Oven-Roasted Lemon Herb Chicken: A Flavorful Feast!
Ingredients:
- 1 chicken (1.2 to 1.5 kg)
- 1 large lemon
- 1 tbsp oregano
- 1 tbsp thyme
- 1 tbsp rosemary
- 1/2 tbsp black pepper
- Fine salt
- Extra virgin olive oil
Instructions:
- Preparation:
Remove the chicken from the refrigerator ahead of time, ideally keeping it out for about 2 or 3 hours before cooking. - Clean the Chicken:
Clean the chicken by removing any rubber bands from its legs and any remaining feathers or other impurities, practicing “dry cleaning” without using water. Use hands, tweezers, or a kitchen torch if needed. - Season the Chicken:
Generously season the chicken inside and out with salt, making sure it’s well-seasoned. Rub it with olive oil and the mix of spices, both inside and out, massaging the chicken to integrate everything well. Cut the lemon in half and place one half inside the chicken. - Tie the Legs:
Tie the back legs together, also closing the bottom. Use the same string that usually comes with the chicken, ensuring it remains closed so that it does not dry out during cooking. - Preheat the Oven:
Preheat the oven to 180ºC (356ºF), using both the upper and lower heat sources, without the fan, for about 10 or 15 minutes. - Prepare for Roasting:
Cut off the tip of the remaining lemon half, so it can stably support the chicken during the roasting process and add extra flavor to the sauce. Place it cut side up in the middle of an ovenproof tray. - Roast the Chicken:
Place the chicken on the lemon with the breasts facing down and roast for 60 minutes. - Turn the Chicken:
Carefully turn the chicken over, placing it back on the lemon, and baste it with its juices.
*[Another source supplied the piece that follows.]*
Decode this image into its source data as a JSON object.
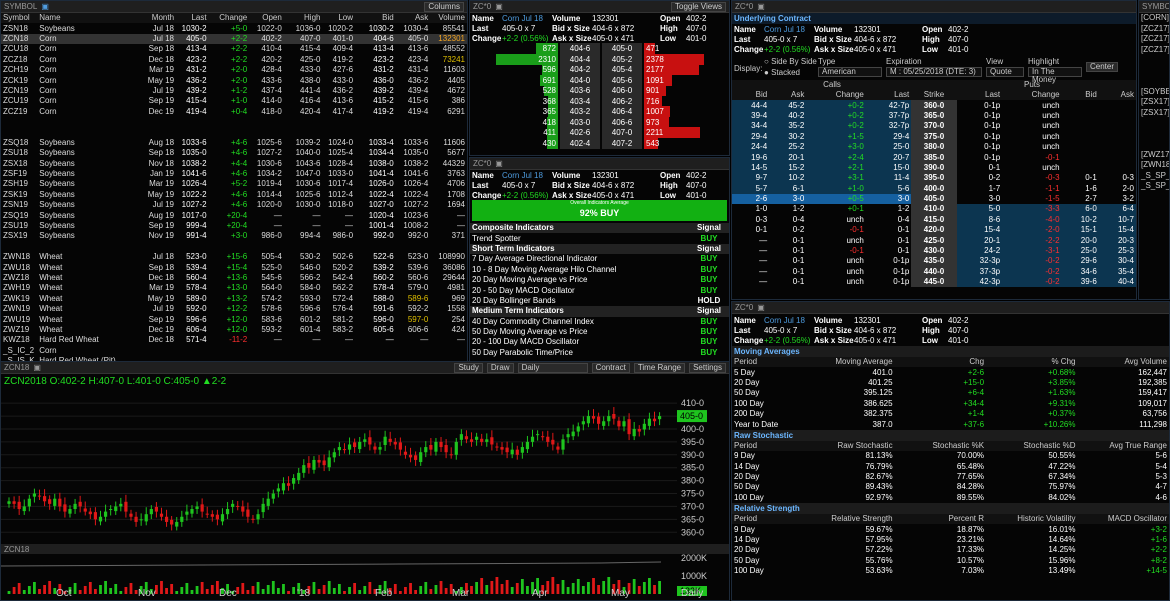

Roast for an additional 30 minutes. - Grill:
Switch the oven to grill mode and grill the chicken for about 5 minutes until it’s golden brown and crispy.
Serving Suggestions:
Serve this flavorful oven-roasted lemon herb chicken with a side of roasted vegetables, a fresh salad, or creamy mashed potatoes for a well-rounded and satisfying meal!